Was ist die griechische Mythologie? Hinter dem Begriff der griechischen Mythologie verbirgt sich die gesamten griechischen Mythen der Antike. Es umfasst die Erzählungen der Götter und Helden des Griechenlands der Antike.

Die Ursprünge der griechischen Mythologie

Jede Gattung enthielt zur Zeit der griechischen Antike einen mythischen Bestandteil. Diese Bestandteile galten auch als charakteristisches Merkmal für die Fiktion der damaligen Dichter. Die Epen Homers sind wohl eine der bekanntesten und ältesten Textsammlung, die noch erhalten ist. Zudem auch besondere Quellen sind Schriften der Historiker. Diese werden jedoch nicht der Gattung der Dichtung zugeordnet. Zusätzlich zählen noch Sammlungen der griechischen Mythologie wie die Metamorphosen des Ovid.

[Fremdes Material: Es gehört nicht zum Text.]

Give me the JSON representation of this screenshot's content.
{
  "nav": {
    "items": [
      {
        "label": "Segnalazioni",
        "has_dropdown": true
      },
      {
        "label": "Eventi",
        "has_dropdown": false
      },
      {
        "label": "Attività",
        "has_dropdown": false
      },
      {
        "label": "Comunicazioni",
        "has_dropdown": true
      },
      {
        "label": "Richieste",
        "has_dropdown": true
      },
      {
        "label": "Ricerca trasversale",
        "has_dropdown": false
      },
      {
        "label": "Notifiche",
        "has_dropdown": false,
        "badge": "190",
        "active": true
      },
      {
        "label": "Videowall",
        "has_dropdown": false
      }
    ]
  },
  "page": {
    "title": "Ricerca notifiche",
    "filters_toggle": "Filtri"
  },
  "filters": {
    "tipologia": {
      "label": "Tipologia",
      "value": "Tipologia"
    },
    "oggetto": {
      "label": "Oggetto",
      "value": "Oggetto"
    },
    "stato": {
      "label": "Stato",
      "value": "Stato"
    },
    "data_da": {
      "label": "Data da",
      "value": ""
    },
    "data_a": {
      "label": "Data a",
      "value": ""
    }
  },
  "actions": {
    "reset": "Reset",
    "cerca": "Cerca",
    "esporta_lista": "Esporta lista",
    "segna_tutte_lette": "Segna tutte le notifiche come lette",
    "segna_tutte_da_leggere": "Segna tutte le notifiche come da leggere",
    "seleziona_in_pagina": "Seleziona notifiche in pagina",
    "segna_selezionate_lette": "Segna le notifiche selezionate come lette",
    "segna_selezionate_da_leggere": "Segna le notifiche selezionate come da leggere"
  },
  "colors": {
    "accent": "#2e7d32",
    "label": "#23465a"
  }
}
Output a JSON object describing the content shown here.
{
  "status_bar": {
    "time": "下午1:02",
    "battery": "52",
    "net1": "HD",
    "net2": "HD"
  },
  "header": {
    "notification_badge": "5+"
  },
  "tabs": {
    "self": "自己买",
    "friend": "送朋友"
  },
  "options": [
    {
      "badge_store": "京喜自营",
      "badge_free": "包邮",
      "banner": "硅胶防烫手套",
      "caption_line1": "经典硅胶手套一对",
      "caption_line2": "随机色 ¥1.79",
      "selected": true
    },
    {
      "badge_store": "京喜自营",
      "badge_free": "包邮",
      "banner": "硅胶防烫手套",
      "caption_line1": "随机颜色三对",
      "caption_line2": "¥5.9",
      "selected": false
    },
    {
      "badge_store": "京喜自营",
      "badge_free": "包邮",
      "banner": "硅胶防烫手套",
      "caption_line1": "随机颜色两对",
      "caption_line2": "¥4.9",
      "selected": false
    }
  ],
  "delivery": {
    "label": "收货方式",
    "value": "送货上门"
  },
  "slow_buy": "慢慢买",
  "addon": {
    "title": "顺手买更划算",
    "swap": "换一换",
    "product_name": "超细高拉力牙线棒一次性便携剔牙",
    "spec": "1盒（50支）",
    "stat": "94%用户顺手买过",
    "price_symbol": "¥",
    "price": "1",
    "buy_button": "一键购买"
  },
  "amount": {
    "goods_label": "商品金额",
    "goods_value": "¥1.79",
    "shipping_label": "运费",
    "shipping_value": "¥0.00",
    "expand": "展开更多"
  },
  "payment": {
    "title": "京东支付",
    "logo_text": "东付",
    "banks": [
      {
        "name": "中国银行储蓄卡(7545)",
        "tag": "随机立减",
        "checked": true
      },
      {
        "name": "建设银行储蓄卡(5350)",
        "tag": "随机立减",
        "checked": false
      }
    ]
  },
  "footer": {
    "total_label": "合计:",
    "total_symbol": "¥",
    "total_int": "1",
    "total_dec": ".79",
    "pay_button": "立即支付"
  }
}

Doch nicht nur die schriftlichen Quellen gaben einem einen Einblick in die griechische Mythologie. Auch bildliche Darstellungen helfen dabei. Genutzt wurden während der geometrischen Zeit Vasen, auf denen mythische Szenen dargestellt wurden. Die eigentliche Bedeutung dieser bildlichen Darstellungen liegt darin, dass Mythen, die auf ihr gezeigt wurden, wesentlich älter waren als die schriftlichen Quellen es aufzeigte.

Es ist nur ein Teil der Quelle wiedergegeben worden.